/psgan

Periodic Spatial Generative Adversarial Networks

Primary LanguageJupyter NotebookMIT LicenseMIT

Periodic Spatial Generative Adversarial Networks

This code implements Periodic Spatial Generative Adversarial Networks (PSGANs) on top of Lasagne/Theano. The code was tested on top of Lasagne (version 0.2.dev1) and Theano (0.9.0dev2).

Update 13.12.2018

A Pytorch version of this texture synthesis method is now available at https://github.com/zalandoresearch/famos

Very Brief Model Description

PSGANs can generate sample textures of arbitrary size that look strikingly similar - but not exactly the same - compared to a single (or several) source image(s).

  • PSGANs can be thought of as a convolutional roll-out of Radford et al.'s deep convolutional generative adversarial networks for texture synthesis
  • the fully convolutional nature allows for real-time generation of high resolution images
  • the method can fuse multiple source images and is highly scalable w.r.t. to output texture size and allows for generation of tiled textures
  • can learn accurately periodic textures
  • can learn whole texture manifolds, allowing sampling and morphing between the training textures

Please take a look at our paper for detailed description of PSGANs https://arxiv.org/abs/1705.06566 .

Examples

NEW: better use of inference mode in the Ipython Notebook tutorial using pretrained statistics.
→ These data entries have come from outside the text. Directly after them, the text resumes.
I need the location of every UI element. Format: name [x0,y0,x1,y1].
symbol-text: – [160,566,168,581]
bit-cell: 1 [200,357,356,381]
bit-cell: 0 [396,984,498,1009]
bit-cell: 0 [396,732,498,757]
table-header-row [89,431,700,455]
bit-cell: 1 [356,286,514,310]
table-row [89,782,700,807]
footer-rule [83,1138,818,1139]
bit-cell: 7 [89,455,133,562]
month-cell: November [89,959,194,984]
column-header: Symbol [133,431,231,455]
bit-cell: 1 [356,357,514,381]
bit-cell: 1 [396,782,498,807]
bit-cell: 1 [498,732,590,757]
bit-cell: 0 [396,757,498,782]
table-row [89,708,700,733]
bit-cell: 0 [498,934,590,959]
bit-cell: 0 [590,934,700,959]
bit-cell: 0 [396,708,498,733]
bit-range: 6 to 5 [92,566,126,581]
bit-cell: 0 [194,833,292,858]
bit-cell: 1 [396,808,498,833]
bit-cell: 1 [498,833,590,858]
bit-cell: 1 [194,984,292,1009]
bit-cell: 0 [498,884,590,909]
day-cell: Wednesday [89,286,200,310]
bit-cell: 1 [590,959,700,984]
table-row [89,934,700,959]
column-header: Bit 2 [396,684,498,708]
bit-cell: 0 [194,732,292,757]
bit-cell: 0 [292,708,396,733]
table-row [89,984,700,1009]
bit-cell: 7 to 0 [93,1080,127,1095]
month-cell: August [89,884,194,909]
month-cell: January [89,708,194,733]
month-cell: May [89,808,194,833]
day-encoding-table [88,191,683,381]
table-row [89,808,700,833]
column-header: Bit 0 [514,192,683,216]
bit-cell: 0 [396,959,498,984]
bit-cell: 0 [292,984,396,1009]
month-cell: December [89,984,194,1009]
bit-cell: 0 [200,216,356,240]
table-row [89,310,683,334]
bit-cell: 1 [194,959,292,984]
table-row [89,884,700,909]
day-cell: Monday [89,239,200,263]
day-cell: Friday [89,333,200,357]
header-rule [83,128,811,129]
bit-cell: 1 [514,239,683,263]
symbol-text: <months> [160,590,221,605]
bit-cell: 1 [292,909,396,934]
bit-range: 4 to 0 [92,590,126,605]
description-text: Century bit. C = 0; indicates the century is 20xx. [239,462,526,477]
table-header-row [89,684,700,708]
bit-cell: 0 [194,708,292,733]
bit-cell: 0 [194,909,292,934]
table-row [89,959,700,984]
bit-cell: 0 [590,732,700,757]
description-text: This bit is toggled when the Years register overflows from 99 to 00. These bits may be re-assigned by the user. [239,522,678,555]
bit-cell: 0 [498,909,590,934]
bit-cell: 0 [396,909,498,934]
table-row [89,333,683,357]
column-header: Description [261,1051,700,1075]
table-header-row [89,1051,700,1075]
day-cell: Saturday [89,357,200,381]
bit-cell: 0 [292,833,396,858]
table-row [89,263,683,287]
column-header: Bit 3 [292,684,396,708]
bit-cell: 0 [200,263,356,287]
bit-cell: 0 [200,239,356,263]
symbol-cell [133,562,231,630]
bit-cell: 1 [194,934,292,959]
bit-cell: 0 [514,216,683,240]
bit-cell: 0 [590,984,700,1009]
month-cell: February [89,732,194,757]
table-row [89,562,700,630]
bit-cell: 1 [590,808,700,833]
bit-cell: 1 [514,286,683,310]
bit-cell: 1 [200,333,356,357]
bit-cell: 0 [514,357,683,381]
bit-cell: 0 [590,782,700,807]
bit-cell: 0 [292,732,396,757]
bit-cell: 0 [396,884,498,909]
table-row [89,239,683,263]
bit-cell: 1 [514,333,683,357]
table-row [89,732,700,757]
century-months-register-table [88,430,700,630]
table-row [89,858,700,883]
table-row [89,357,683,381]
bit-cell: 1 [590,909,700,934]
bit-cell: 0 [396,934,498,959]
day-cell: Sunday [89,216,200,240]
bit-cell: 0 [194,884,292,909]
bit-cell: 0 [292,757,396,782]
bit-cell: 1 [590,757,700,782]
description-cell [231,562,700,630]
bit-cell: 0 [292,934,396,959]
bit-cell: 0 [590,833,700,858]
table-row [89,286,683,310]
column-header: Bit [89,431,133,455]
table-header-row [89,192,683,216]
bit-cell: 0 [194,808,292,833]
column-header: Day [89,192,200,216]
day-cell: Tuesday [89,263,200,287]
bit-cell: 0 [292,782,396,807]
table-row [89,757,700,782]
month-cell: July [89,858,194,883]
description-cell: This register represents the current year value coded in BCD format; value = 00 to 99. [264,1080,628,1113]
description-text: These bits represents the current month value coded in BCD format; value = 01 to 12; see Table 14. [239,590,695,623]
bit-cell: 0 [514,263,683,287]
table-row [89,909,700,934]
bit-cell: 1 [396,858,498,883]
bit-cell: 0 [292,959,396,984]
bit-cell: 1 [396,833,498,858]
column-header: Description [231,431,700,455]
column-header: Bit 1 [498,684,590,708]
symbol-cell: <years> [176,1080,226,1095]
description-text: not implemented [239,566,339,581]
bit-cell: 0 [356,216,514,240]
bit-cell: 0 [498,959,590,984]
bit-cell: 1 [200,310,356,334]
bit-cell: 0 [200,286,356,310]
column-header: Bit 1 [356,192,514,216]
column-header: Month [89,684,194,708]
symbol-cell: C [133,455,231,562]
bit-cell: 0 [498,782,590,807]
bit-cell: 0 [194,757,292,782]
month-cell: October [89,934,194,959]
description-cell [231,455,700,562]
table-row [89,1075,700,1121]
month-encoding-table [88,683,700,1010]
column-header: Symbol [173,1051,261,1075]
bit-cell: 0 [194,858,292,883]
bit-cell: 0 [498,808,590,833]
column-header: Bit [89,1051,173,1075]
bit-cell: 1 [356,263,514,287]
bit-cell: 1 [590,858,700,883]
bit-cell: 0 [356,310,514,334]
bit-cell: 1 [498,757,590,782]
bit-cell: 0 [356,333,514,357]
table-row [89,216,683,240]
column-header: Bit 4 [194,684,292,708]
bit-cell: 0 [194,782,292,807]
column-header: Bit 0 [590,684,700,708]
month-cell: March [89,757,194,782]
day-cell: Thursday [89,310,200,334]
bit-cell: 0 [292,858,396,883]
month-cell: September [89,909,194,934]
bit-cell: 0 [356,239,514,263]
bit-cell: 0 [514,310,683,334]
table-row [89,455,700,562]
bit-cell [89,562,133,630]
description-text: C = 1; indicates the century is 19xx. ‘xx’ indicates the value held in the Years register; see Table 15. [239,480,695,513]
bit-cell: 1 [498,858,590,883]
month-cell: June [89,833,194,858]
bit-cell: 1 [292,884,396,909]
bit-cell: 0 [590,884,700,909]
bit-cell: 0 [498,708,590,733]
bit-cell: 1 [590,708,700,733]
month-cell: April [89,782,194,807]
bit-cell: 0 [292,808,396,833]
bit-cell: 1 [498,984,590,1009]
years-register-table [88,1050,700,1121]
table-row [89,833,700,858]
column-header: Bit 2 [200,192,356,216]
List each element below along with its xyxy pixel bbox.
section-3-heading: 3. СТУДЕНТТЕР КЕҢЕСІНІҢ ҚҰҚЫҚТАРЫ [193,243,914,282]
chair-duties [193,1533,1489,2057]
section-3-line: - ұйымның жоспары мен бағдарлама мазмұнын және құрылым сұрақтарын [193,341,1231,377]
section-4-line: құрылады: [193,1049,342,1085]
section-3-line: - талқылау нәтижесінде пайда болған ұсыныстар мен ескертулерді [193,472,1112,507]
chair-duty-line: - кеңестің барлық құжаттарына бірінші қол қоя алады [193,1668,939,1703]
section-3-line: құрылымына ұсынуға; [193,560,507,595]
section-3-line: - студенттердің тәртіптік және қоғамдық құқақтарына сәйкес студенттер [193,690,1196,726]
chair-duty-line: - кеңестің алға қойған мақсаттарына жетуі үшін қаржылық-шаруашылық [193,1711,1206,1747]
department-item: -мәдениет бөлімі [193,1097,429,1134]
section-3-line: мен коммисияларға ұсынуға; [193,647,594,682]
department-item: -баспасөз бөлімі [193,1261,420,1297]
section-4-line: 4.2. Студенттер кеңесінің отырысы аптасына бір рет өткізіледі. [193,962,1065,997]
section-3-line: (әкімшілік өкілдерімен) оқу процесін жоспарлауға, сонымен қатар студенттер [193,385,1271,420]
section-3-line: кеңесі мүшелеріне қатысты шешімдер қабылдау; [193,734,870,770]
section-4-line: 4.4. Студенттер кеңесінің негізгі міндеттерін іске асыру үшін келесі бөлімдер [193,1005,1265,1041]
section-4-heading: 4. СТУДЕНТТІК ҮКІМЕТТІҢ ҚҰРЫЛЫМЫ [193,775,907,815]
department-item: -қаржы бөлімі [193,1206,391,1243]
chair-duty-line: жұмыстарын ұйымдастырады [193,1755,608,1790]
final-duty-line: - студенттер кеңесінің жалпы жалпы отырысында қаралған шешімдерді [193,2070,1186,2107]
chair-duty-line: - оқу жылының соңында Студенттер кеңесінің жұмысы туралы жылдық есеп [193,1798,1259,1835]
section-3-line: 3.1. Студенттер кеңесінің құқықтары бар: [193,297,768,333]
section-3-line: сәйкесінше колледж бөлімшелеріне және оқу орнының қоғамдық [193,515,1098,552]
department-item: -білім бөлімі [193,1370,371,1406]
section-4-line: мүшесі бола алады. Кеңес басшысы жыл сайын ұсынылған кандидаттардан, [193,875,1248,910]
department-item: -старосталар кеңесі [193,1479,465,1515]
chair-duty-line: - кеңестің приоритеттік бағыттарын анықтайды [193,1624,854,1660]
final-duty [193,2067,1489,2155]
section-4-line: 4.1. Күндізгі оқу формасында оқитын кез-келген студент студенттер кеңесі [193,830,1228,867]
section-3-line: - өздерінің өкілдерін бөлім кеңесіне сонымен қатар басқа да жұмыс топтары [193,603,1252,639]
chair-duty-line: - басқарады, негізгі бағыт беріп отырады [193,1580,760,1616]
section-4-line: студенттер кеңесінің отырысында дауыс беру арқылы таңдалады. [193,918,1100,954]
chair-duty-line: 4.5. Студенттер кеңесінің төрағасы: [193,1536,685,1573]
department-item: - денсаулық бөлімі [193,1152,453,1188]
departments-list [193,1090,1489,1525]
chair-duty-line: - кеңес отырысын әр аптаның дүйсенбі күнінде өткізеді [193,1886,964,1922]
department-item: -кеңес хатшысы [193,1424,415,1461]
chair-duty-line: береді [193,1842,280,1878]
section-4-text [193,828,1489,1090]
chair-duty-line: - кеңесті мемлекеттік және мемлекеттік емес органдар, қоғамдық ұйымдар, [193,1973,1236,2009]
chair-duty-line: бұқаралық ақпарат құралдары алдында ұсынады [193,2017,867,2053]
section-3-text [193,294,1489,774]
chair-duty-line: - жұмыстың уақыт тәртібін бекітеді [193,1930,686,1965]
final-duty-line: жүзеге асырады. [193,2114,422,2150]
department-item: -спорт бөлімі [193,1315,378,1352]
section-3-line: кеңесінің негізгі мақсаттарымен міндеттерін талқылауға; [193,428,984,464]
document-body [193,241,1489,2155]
In addition, a beatiful-looking pretrained model of DTD Scaly category is checked-in.

NEW: You can follow a step-by-step tutorial on inference and training PSGAN in the newly checked-in Ipython Notebook PSGAN tutorial for sampling and training.

You can generate samples from a stored model. E.g. you can use the checked-in model:

python demo_generation.py models/hex1_filters64_npx161_5gL_5dL_0Global_3Periodic_FalseAffine_30Local_epoch18.psgan

This model was trained on a single texture from the DTD Textures dataset, category Honeycomb https://www.robots.ox.ac.uk/~vgg/data/dtd/. Example image:

We have also provided an example of learning a whole texture manifold from the whole DTD Honeycomb category

python demo_generation.py models/honey_filters64_npx161_5gL_5dL_60Global_3Periodic_FalseAffine_30Local_epoch100.psgan

Training the Model

To train the model on new images, edit the config.py file and set the texture_dir variable to a folder containing the image(s) you want to learn from. You might also want to change other parameters of the network there (e.g. depth, number of filters per layer etc...). Then run

python psgan.py

to train the model. Snapshots of the model will be stored in the subfolder models/ and samples after each epoch will be stored in samples/

License

Please make sure to cite/acknowledge our paper, if you use any of the contained code in your own projects or publication.

The MIT License (MIT)

Copyright © 2017 Zalando SE, https://tech.zalando.com

Permission is hereby granted, free of charge, to any person obtaining a copy of this software and associated documentation files (the "Software"), to deal in the Software without restriction, including without limitation the rights to use, copy, modify, merge, publish, distribute, sublicense, and/or sell copies of the Software, and to permit persons to whom the Software is furnished to do so, subject to the following conditions:

The above copyright notice and this permission notice shall be included in all copies or substantial portions of the Software.

THE SOFTWARE IS PROVIDED "AS IS", WITHOUT WARRANTY OF ANY KIND, EXPRESS OR IMPLIED, INCLUDING BUT NOT LIMITED TO THE WARRANTIES OF MERCHANTABILITY, FITNESS FOR A PARTICULAR PURPOSE AND NONINFRINGEMENT. IN NO EVENT SHALL THE AUTHORS OR COPYRIGHT HOLDERS BE LIABLE FOR ANY CLAIM, DAMAGES OR OTHER LIABILITY, WHETHER IN AN ACTION OF CONTRACT, TORT OR OTHERWISE, ARISING FROM, OUT OF OR IN CONNECTION WITH THE SOFTWARE OR THE USE OR OTHER DEALINGS IN THE SOFTWARE.